Forthcoming, 103 Northwestern Law Review issue 1 (2009)
This Article examines whether the Define and Punish clause of the Constitution empowers Congress to criminalize foreign conduct unconnected to the United States. Answering this question requires exploring the Constitution’s Piracies and Felonies provision. While it is hard to believe this can still be said of any constitutional provision, no previous work has examined the scope of the Piracies and Felonies powers. Yet the importance of this inquiry is more than academic. Despite its obscurity, the Piracies and Felonies power is the purported Art. I basis for a statute currently in force, which represents Congress’s most aggressive use of universal jurisdiction. Moreover, the limits on Congress’s power under the Felonies power are directly applicable to the more widely-used power to punish Offenses Against the Law of Nations.
The Article shows that the Define and Punish Clause only clearly allows Congress to criminalize purely foreign conduct in the case of piracy. Certain interpretations of the clause would also allow Congress to universally legislate regarding other crimes that, like piracy, international law clearly treats as universally cognizable. But the clause certainly does not allow regulating foreign conduct that has no connection to the U.S. if it is not a universal crime in international law. Even the liberal interpretation of the provision casts serious doubt on the constitutionality of several major statutes applying UJ to drug and terrorism-related offenses that do not involve the U.S. in any way. The stricter interpretation would foreclose much of the foreign litigation under the Alien Tort Statute.
The analysis begins with the text of Clause 10, which contains a striking double redundancy. All piracies are felonies, and also offenses against the law of nations. Piracy, however, was the only crime that fell under universal jurisdiction. By singling out Piracy, Clause 10 refers to the one thing that makes it different from other felonies and offenses. This suggests that the clause gives Congress the power to punish piracy the same way as all other nations did – universally. But by listing piracy separately from the two categories of which it is a part, the Constitution indicates that Congress’s universal jurisdiction powers over piracy should not be imputed to other felonies or offenses.

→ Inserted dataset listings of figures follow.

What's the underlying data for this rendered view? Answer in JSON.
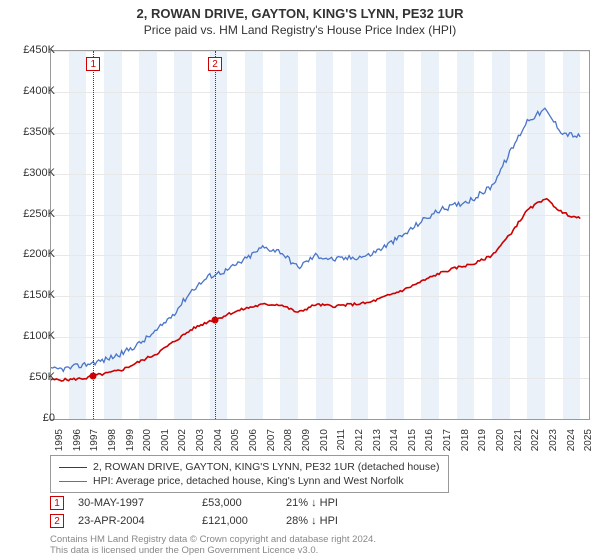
{
  "title": "2, ROWAN DRIVE, GAYTON, KING'S LYNN, PE32 1UR",
  "subtitle": "Price paid vs. HM Land Registry's House Price Index (HPI)",
  "chart": {
    "type": "line",
    "background_color": "#ffffff",
    "grid_color": "#e8e8e8",
    "border_color": "#999999",
    "band_color": "#eaf1f8",
    "ylim": [
      0,
      450000
    ],
    "ytick_step": 50000,
    "yticks": [
      "£0",
      "£50K",
      "£100K",
      "£150K",
      "£200K",
      "£250K",
      "£300K",
      "£350K",
      "£400K",
      "£450K"
    ],
    "xlim": [
      1995,
      2025.5
    ],
    "xticks": [
      1995,
      1996,
      1997,
      1998,
      1999,
      2000,
      2001,
      2002,
      2003,
      2004,
      2005,
      2006,
      2007,
      2008,
      2009,
      2010,
      2011,
      2012,
      2013,
      2014,
      2015,
      2016,
      2017,
      2018,
      2019,
      2020,
      2021,
      2022,
      2023,
      2024,
      2025
    ],
    "series": [
      {
        "name": "price_paid",
        "label": "2, ROWAN DRIVE, GAYTON, KING'S LYNN, PE32 1UR (detached house)",
        "color": "#cc0000",
        "line_width": 1.6,
        "x": [
          1995,
          1996,
          1997,
          1997.4,
          1998,
          1999,
          2000,
          2001,
          2002,
          2003,
          2004,
          2004.3,
          2005,
          2006,
          2007,
          2008,
          2009,
          2010,
          2011,
          2012,
          2013,
          2014,
          2015,
          2016,
          2017,
          2018,
          2019,
          2020,
          2021,
          2022,
          2023,
          2024,
          2025
        ],
        "y": [
          48000,
          48000,
          50000,
          53000,
          55000,
          60000,
          70000,
          80000,
          95000,
          110000,
          120000,
          121000,
          128000,
          135000,
          140000,
          140000,
          130000,
          140000,
          138000,
          140000,
          142000,
          150000,
          158000,
          168000,
          178000,
          185000,
          190000,
          200000,
          225000,
          255000,
          270000,
          252000,
          245000
        ]
      },
      {
        "name": "hpi",
        "label": "HPI: Average price, detached house, King's Lynn and West Norfolk",
        "color": "#4a74c9",
        "line_width": 1.3,
        "x": [
          1995,
          1996,
          1997,
          1998,
          1999,
          2000,
          2001,
          2002,
          2003,
          2004,
          2005,
          2006,
          2007,
          2008,
          2009,
          2010,
          2011,
          2012,
          2013,
          2014,
          2015,
          2016,
          2017,
          2018,
          2019,
          2020,
          2021,
          2022,
          2023,
          2024,
          2025
        ],
        "y": [
          60000,
          62000,
          67000,
          72000,
          80000,
          92000,
          108000,
          130000,
          158000,
          175000,
          182000,
          195000,
          210000,
          205000,
          185000,
          200000,
          195000,
          197000,
          200000,
          212000,
          225000,
          242000,
          255000,
          262000,
          270000,
          285000,
          325000,
          365000,
          378000,
          350000,
          345000
        ]
      }
    ],
    "markers": [
      {
        "n": "1",
        "x": 1997.4,
        "y": 53000
      },
      {
        "n": "2",
        "x": 2004.3,
        "y": 121000
      }
    ],
    "marker_color": "#cc0000"
  },
  "legend": {
    "items": [
      {
        "color": "#cc0000",
        "label": "2, ROWAN DRIVE, GAYTON, KING'S LYNN, PE32 1UR (detached house)"
      },
      {
        "color": "#4a74c9",
        "label": "HPI: Average price, detached house, King's Lynn and West Norfolk"
      }
    ]
  },
  "sales": [
    {
      "n": "1",
      "date": "30-MAY-1997",
      "price": "£53,000",
      "delta": "21% ↓ HPI"
    },
    {
      "n": "2",
      "date": "23-APR-2004",
      "price": "£121,000",
      "delta": "28% ↓ HPI"
    }
  ],
  "footer": {
    "line1": "Contains HM Land Registry data © Crown copyright and database right 2024.",
    "line2": "This data is licensed under the Open Government Licence v3.0."
  }
}
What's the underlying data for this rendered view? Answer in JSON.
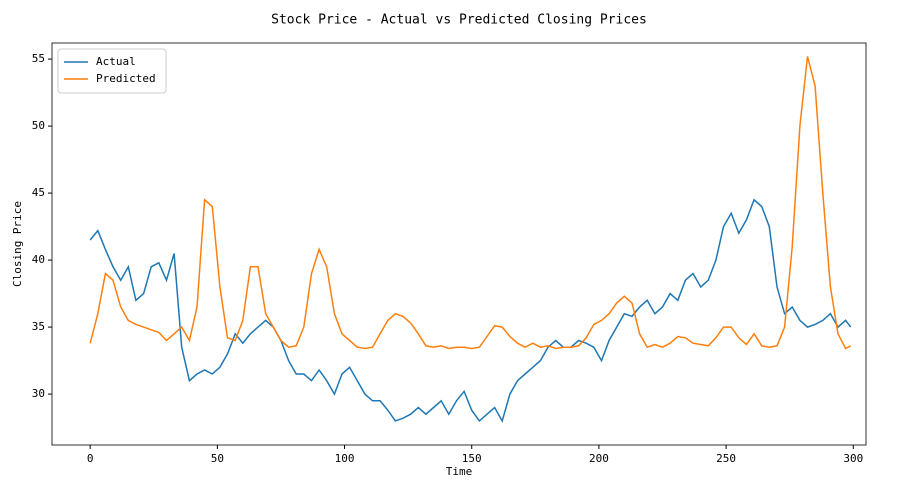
{
  "chart_data": {
    "type": "line",
    "title": "Stock Price - Actual vs Predicted Closing Prices",
    "xlabel": "Time",
    "ylabel": "Closing Price",
    "x": [
      0,
      3,
      6,
      9,
      12,
      15,
      18,
      21,
      24,
      27,
      30,
      33,
      36,
      39,
      42,
      45,
      48,
      51,
      54,
      57,
      60,
      63,
      66,
      69,
      72,
      75,
      78,
      81,
      84,
      87,
      90,
      93,
      96,
      99,
      102,
      105,
      108,
      111,
      114,
      117,
      120,
      123,
      126,
      129,
      132,
      135,
      138,
      141,
      144,
      147,
      150,
      153,
      156,
      159,
      162,
      165,
      168,
      171,
      174,
      177,
      180,
      183,
      186,
      189,
      192,
      195,
      198,
      201,
      204,
      207,
      210,
      213,
      216,
      219,
      222,
      225,
      228,
      231,
      234,
      237,
      240,
      243,
      246,
      249,
      252,
      255,
      258,
      261,
      264,
      267,
      270,
      273,
      276,
      279,
      282,
      285,
      288,
      291,
      294,
      297,
      299
    ],
    "series": [
      {
        "name": "Actual",
        "color": "#1f77b4",
        "values": [
          41.5,
          42.2,
          40.8,
          39.5,
          38.5,
          39.5,
          37,
          37.5,
          39.5,
          39.8,
          38.5,
          40.5,
          33.5,
          31,
          31.5,
          31.8,
          31.5,
          32,
          33,
          34.5,
          33.8,
          34.5,
          35,
          35.5,
          35,
          34,
          32.5,
          31.5,
          31.5,
          31,
          31.8,
          31,
          30,
          31.5,
          32,
          31,
          30,
          29.5,
          29.5,
          28.8,
          28,
          28.2,
          28.5,
          29,
          28.5,
          29,
          29.5,
          28.5,
          29.5,
          30.2,
          28.8,
          28,
          28.5,
          29,
          28,
          30,
          31,
          31.5,
          32,
          32.5,
          33.5,
          34,
          33.5,
          33.5,
          34,
          33.8,
          33.5,
          32.5,
          34,
          35,
          36,
          35.8,
          36.5,
          37,
          36,
          36.5,
          37.5,
          37,
          38.5,
          39,
          38,
          38.5,
          40,
          42.5,
          43.5,
          42,
          43,
          44.5,
          44,
          42.5,
          38,
          36,
          36.5,
          35.5,
          35,
          35.2,
          35.5,
          36,
          35,
          35.5,
          35
        ]
      },
      {
        "name": "Predicted",
        "color": "#ff7f0e",
        "values": [
          33.8,
          36,
          39,
          38.5,
          36.5,
          35.5,
          35.2,
          35,
          34.8,
          34.6,
          34,
          34.5,
          35,
          34,
          36.5,
          44.5,
          44,
          38,
          34.2,
          34,
          35.5,
          39.5,
          39.5,
          36,
          35,
          34,
          33.5,
          33.6,
          35,
          39,
          40.8,
          39.5,
          36,
          34.5,
          34,
          33.5,
          33.4,
          33.5,
          34.5,
          35.5,
          36,
          35.8,
          35.3,
          34.5,
          33.6,
          33.5,
          33.6,
          33.4,
          33.5,
          33.5,
          33.4,
          33.5,
          34.3,
          35.1,
          35,
          34.3,
          33.8,
          33.5,
          33.8,
          33.5,
          33.6,
          33.4,
          33.5,
          33.5,
          33.6,
          34.2,
          35.2,
          35.5,
          36,
          36.8,
          37.3,
          36.8,
          34.5,
          33.5,
          33.7,
          33.5,
          33.8,
          34.3,
          34.2,
          33.8,
          33.7,
          33.6,
          34.2,
          35,
          35,
          34.2,
          33.7,
          34.5,
          33.6,
          33.5,
          33.6,
          35,
          41,
          50,
          55.2,
          53,
          45,
          38,
          34.5,
          33.4,
          33.6
        ]
      }
    ],
    "xlim": [
      -15,
      305
    ],
    "ylim": [
      26.2,
      56.2
    ],
    "xticks": [
      0,
      50,
      100,
      150,
      200,
      250,
      300
    ],
    "yticks": [
      30,
      35,
      40,
      45,
      50,
      55
    ],
    "legend": "upper left"
  }
}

This reading of the clause comports with how it was understood by the Framers and the jurists of the early Republic. The Article brings together an exhaustive array of sources bearing on the jurisdictional scope of Clause 10. It charts its origins and purposes in the Articles of Confederation, its reception at constitutional convention and ratifying process, and the subsequent understanding of it by the leading legal authorities of the time. The Article looks to the views not only of jurists like James Wilson, John Marshall and Joseph Story, but also to the interpretation put on the clause by the executive and legislative branches. These authorities had to confront the limits of the clause against the backdrop of some of the most daunting foreign affairs challenges of the day, such as the preservation of U.S. neutrality, and the campaign against the transatlantic slave trade. Almost without exception, the sources support the view that Congress could only punish purely foreign conduct in the case of piracy.